Indonesia has increased fuel prices by more than 30% in a long-expected move, with a view to saving a significant amount for the ailing economy in subsidies.

The country, which has one of the cheapest fuel prices in the world, increased prices by 2,000 rupiah ($0.16, £0.10, €0.13) per litre to 8,500 rupiah for gasoline and 7,500 rupiah for diesel.

With the move, the government headed by President Joko Widodo expects to save more than $8bn in 2015.

Widodo, who took office in October, said the move would boost government revenues and fix the country's trade imbalance.

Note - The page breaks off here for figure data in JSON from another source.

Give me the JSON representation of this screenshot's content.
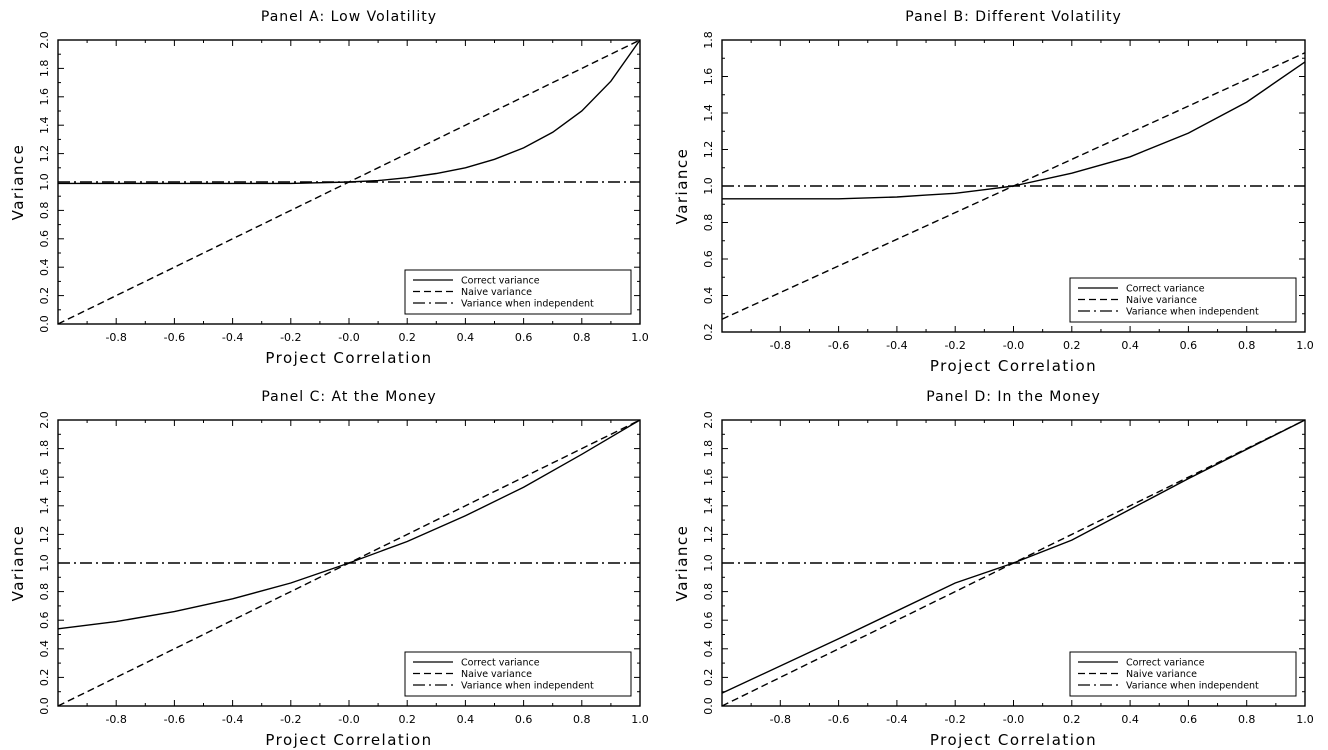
{
  "chart_data": [
    {
      "type": "line",
      "title": "Panel A: Low Volatility",
      "xlabel": "Project Correlation",
      "ylabel": "Variance",
      "xlim": [
        -1.0,
        1.0
      ],
      "ylim": [
        0.0,
        2.0
      ],
      "xticks": [
        "-0.8",
        "-0.6",
        "-0.4",
        "-0.2",
        "-0.0",
        "0.2",
        "0.4",
        "0.6",
        "0.8",
        "1.0"
      ],
      "yticks": [
        "0.0",
        "0.2",
        "0.4",
        "0.6",
        "0.8",
        "1.0",
        "1.2",
        "1.4",
        "1.6",
        "1.8",
        "2.0"
      ],
      "legend_position": "bottom-right",
      "series": [
        {
          "name": "Correct variance",
          "style": "solid",
          "x": [
            -1.0,
            -0.8,
            -0.6,
            -0.4,
            -0.2,
            0.0,
            0.1,
            0.2,
            0.3,
            0.4,
            0.5,
            0.6,
            0.7,
            0.8,
            0.9,
            1.0
          ],
          "y": [
            0.99,
            0.99,
            0.99,
            0.99,
            0.99,
            1.0,
            1.01,
            1.03,
            1.06,
            1.1,
            1.16,
            1.24,
            1.35,
            1.5,
            1.71,
            2.0
          ]
        },
        {
          "name": "Naive variance",
          "style": "dashed",
          "x": [
            -1.0,
            1.0
          ],
          "y": [
            0.0,
            2.0
          ]
        },
        {
          "name": "Variance when independent",
          "style": "dashdot",
          "x": [
            -1.0,
            1.0
          ],
          "y": [
            1.0,
            1.0
          ]
        }
      ]
    },
    {
      "type": "line",
      "title": "Panel B: Different Volatility",
      "xlabel": "Project Correlation",
      "ylabel": "Variance",
      "xlim": [
        -1.0,
        1.0
      ],
      "ylim": [
        0.2,
        1.8
      ],
      "xticks": [
        "-0.8",
        "-0.6",
        "-0.4",
        "-0.2",
        "-0.0",
        "0.2",
        "0.4",
        "0.6",
        "0.8",
        "1.0"
      ],
      "yticks": [
        "0.2",
        "0.4",
        "0.6",
        "0.8",
        "1.0",
        "1.2",
        "1.4",
        "1.6",
        "1.8"
      ],
      "legend_position": "bottom-right",
      "series": [
        {
          "name": "Correct variance",
          "style": "solid",
          "x": [
            -1.0,
            -0.8,
            -0.6,
            -0.4,
            -0.3,
            -0.2,
            -0.1,
            0.0,
            0.2,
            0.4,
            0.6,
            0.8,
            1.0
          ],
          "y": [
            0.93,
            0.93,
            0.93,
            0.94,
            0.95,
            0.96,
            0.98,
            1.0,
            1.07,
            1.16,
            1.29,
            1.46,
            1.68
          ]
        },
        {
          "name": "Naive variance",
          "style": "dashed",
          "x": [
            -1.0,
            0.0,
            1.0
          ],
          "y": [
            0.27,
            1.0,
            1.73
          ]
        },
        {
          "name": "Variance when independent",
          "style": "dashdot",
          "x": [
            -1.0,
            1.0
          ],
          "y": [
            1.0,
            1.0
          ]
        }
      ]
    },
    {
      "type": "line",
      "title": "Panel C: At the Money",
      "xlabel": "Project Correlation",
      "ylabel": "Variance",
      "xlim": [
        -1.0,
        1.0
      ],
      "ylim": [
        0.0,
        2.0
      ],
      "xticks": [
        "-0.8",
        "-0.6",
        "-0.4",
        "-0.2",
        "-0.0",
        "0.2",
        "0.4",
        "0.6",
        "0.8",
        "1.0"
      ],
      "yticks": [
        "0.0",
        "0.2",
        "0.4",
        "0.6",
        "0.8",
        "1.0",
        "1.2",
        "1.4",
        "1.6",
        "1.8",
        "2.0"
      ],
      "legend_position": "bottom-right",
      "series": [
        {
          "name": "Correct variance",
          "style": "solid",
          "x": [
            -1.0,
            -0.8,
            -0.6,
            -0.4,
            -0.2,
            0.0,
            0.2,
            0.4,
            0.6,
            0.8,
            1.0
          ],
          "y": [
            0.54,
            0.59,
            0.66,
            0.75,
            0.86,
            1.0,
            1.15,
            1.33,
            1.53,
            1.76,
            2.0
          ]
        },
        {
          "name": "Naive variance",
          "style": "dashed",
          "x": [
            -1.0,
            1.0
          ],
          "y": [
            0.0,
            2.0
          ]
        },
        {
          "name": "Variance when independent",
          "style": "dashdot",
          "x": [
            -1.0,
            1.0
          ],
          "y": [
            1.0,
            1.0
          ]
        }
      ]
    },
    {
      "type": "line",
      "title": "Panel D: In the Money",
      "xlabel": "Project Correlation",
      "ylabel": "Variance",
      "xlim": [
        -1.0,
        1.0
      ],
      "ylim": [
        0.0,
        2.0
      ],
      "xticks": [
        "-0.8",
        "-0.6",
        "-0.4",
        "-0.2",
        "-0.0",
        "0.2",
        "0.4",
        "0.6",
        "0.8",
        "1.0"
      ],
      "yticks": [
        "0.0",
        "0.2",
        "0.4",
        "0.6",
        "0.8",
        "1.0",
        "1.2",
        "1.4",
        "1.6",
        "1.8",
        "2.0"
      ],
      "legend_position": "bottom-right",
      "series": [
        {
          "name": "Correct variance",
          "style": "solid",
          "x": [
            -1.0,
            -0.6,
            -0.2,
            0.0,
            0.2,
            0.6,
            1.0
          ],
          "y": [
            0.09,
            0.47,
            0.86,
            1.0,
            1.16,
            1.59,
            2.0
          ]
        },
        {
          "name": "Naive variance",
          "style": "dashed",
          "x": [
            -1.0,
            1.0
          ],
          "y": [
            0.0,
            2.0
          ]
        },
        {
          "name": "Variance when independent",
          "style": "dashdot",
          "x": [
            -1.0,
            1.0
          ],
          "y": [
            1.0,
            1.0
          ]
        }
      ]
    }
  ]
}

"The country has needed a budget for infrastructure, healthcare and education but instead spent it on subsidising fuel," he told reporters.

Indonesia's fuel subsidy bill currently accounts for around one-fifth of total government spending, equivalent to around 3% of the GDP. Higher domestic fuel prices should also help reduce Indonesia's import bill, and narrow the current account deficit. Indonesia imports much of its fuel.

Fuel subsidies in the world

"Today's move by Indonesia's new president to hike fuel prices is an encouraging first step on the road to reform. Although inflation is now likely to rise sharply, any spike should prove temporary, and we doubt the central bank will hike rates aggressively in response," Gareth Leather, Asia economist at Capital Economics, said earlier in a research note.

"Although higher prices will reduce consumers' purchasing power, which will weigh on consumption, this may be somewhat outweighed by a boost in investor sentiment."

The unpopular move sparked minor protests in the country, according to media reports. In the past, hikes in fuel prices sparked large-scale social unrest in Indonesia. Fuel subsidies have already been cut three times over the past decade in the country.

The country's economic growth has slowed down in the third quarter at 5.01%, the slowest pace in five years.